Lidia aveva vent’anni e studiava Giurisprudenza. Il suo corpo è stato trovato senza vita il 7 gennaio del 1987. La verità su questo omicidio è ancora lontana dall’essere scoperta

Non è stato lui a uccidere 32 anni fa Lidia Macchi. I giudici della prima Corte d’Assise d’appello di Milano hanno assolto Stefano Binda per «non aver commesso il fatto». Ribaltata, quindi, la condanna in primo grado all’ergastolo dell’uomo accusato di aver assassinato nel 1987 in un bosco di Cittiglio, in provincia di Varese, la studentessa, sua ex compagna di liceo con la quale aveva frequentato lo stesso gruppo di Comunione e Liberazione.
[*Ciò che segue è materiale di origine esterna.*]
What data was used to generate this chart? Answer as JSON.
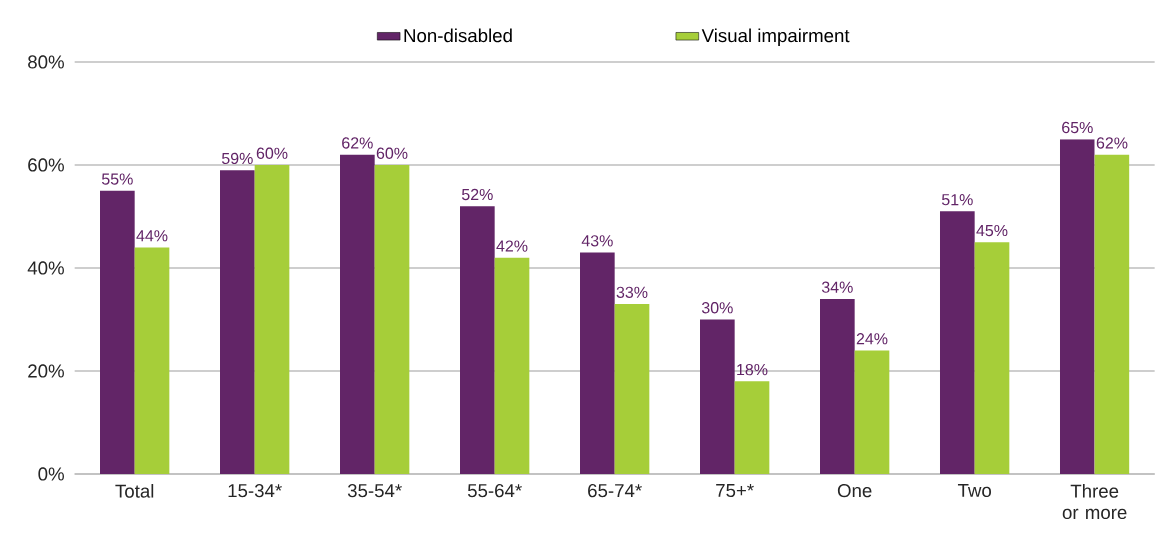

Tre anni e mezzo di carcere

Stefano Binda, 51 anni, arrestato nel gennaio 2016 dopo la riapertura delle indagini da parte della Procura generale di Milano, era stato condannato all’ergastolo per omicidio volontario pluriaggravato. Ieri sera, intorno alle 22.40, ha lasciato – dopo tre anni e mezzo – il carcere di Busto Arsizio: con sé un sacchetto pieno di libri.

«Sono innocente. Non ho ucciso Lidia Macchi, non l’ho uccisa» ha detto in aula. «Non so nulla di quella sera: ero a Pragelato, solo quando sono tornato ho saputo della scomparsa. Sono estraneo ai fatti e a tutti gli addebiti».

E ancora: «Non ho fatto arrivare nulla a chicchessia, nulla che fosse anonimo» ha raccontato riferendosi alla lettera che riportava la poesia In morte di un’amica fatta recapitare proprio il giorno del funerale della ragazza e utilizzata dall’accusa come prova regina contro di lui.

Il pg chiedeva l’ergastolo

Il procuratore generale Gemma Gualdi aveva chiesto la conferma dell’ergastolo per Stefano Binda, già condannato in primo grado: gli contestava anche le aggravanti della crudeltà e della minorata difesa della vittima, riconosciute in primo grado dalla Corte d’Assise di Varese.

Patrizia Esposito, avvocato insieme a Sergio Martelli dell’uomo, ha spiegato: «Vorremmo che questa immagine di Stefano Binda di un pazzo con la doppia personalità venisse cancellata. Non ho sentito una sola parola sul movente, che è stato costruito dopo la consulenza psichiatrica. In questi anni Binda non ha mai compiuto un gesto di violenza, e ha sempre pagato per i suoi errori» .

La sorella di Lidia chiede verità

«Per la piega che avevano avuto le prime due udienze ce lo aspettavamo. Credo, però, che servisse un minimo di approfondimento in più. Forse è stata una sentenza affrettata. Andremo avanti. Lidia non ce la restituirà nessuno» ha detto Stefania, sorella di Lidia Macchi. Atteso il ricorso del legale di parte civile, l’avvocato Daniele Pizzi, contro l’assoluzione.

Dopo 32 anni l’omicidio di Lidia Macchi resta un mistero e non ha colpevoli.